Open source no panacea for e-health

Leading CIO says open source should not be seen as a panacea for addressing the interoperability challenges in healthcare

Open source software could provide a model for better e-health collaboration, but should not be seen as a panacea for addressing the interoperability challenges in healthcare, according to a leading healthcare industry CIO.

Malcolm Thatcher, CIO of Queensland-based Mater Hospital, said there are two issues to consider around the need for interoperability amongst Australian healthcare providers.

One issue is the National E-Health Transition Authority’s (NEHTA) work towards interoperability standards, and the other issue is around interoperability capacity within the Australian healthcare system.

While NEHTA has developed an e-health interoperability framework, Thatcher says it’s not that easy.

“We’ve got a long way to go there because it’s not [as simple as] a regulatory body like NEHTA coming out and saying ‘these are the standards,’” he said.


See related feature: Prescription for e-health

Although admitting that if NEHTA adopted an open source model healthcare providers could benefit from its agility, Thatcher said the problem in Australia is that there is a greater variability between the types of healthcare providers and their IT systems.

“One of the biggest challenges for Australia’s ability to share health records is the fact that we don’t have electronic health records (EHR) to share,” he said.

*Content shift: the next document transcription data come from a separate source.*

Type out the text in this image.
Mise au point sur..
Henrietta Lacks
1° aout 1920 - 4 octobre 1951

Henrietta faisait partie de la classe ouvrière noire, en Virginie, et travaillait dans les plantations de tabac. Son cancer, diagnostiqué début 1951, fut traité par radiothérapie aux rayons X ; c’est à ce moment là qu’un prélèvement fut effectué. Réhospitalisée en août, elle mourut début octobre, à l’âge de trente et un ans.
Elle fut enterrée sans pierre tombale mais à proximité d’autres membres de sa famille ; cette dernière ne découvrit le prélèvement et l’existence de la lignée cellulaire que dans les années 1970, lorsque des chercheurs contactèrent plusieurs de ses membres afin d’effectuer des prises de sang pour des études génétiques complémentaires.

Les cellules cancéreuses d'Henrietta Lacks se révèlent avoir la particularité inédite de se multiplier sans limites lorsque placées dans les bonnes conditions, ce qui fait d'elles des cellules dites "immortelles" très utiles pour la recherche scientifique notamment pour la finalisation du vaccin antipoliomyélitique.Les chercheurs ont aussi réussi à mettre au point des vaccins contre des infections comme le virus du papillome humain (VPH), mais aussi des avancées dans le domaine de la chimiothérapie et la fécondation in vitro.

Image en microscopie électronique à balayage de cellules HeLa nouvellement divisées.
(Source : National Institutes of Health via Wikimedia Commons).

“As a nation I think we have to fully address our capacity to manage and share health information.

“If NEHTA was to use an open source model to go down the path of delivering certain building blocks to enable the sharing of health information, then that would I think give some agility to some health care providers to say ‘ok, well we can leverage that open source approach."

Last month, NEHTA released its Strategic Plan to 2012, outlining how the agency intends to drive e-health development and the migration to an EHR service.

Thatcher's comments come on the back of those made by University of Sydney e-health academic Professor Jon Patrick, who previously told Computerworld the Federal Government and healthcare industry bodies should abandon proprietary software and embrace open source if Australia is to have a successful national e-health platform.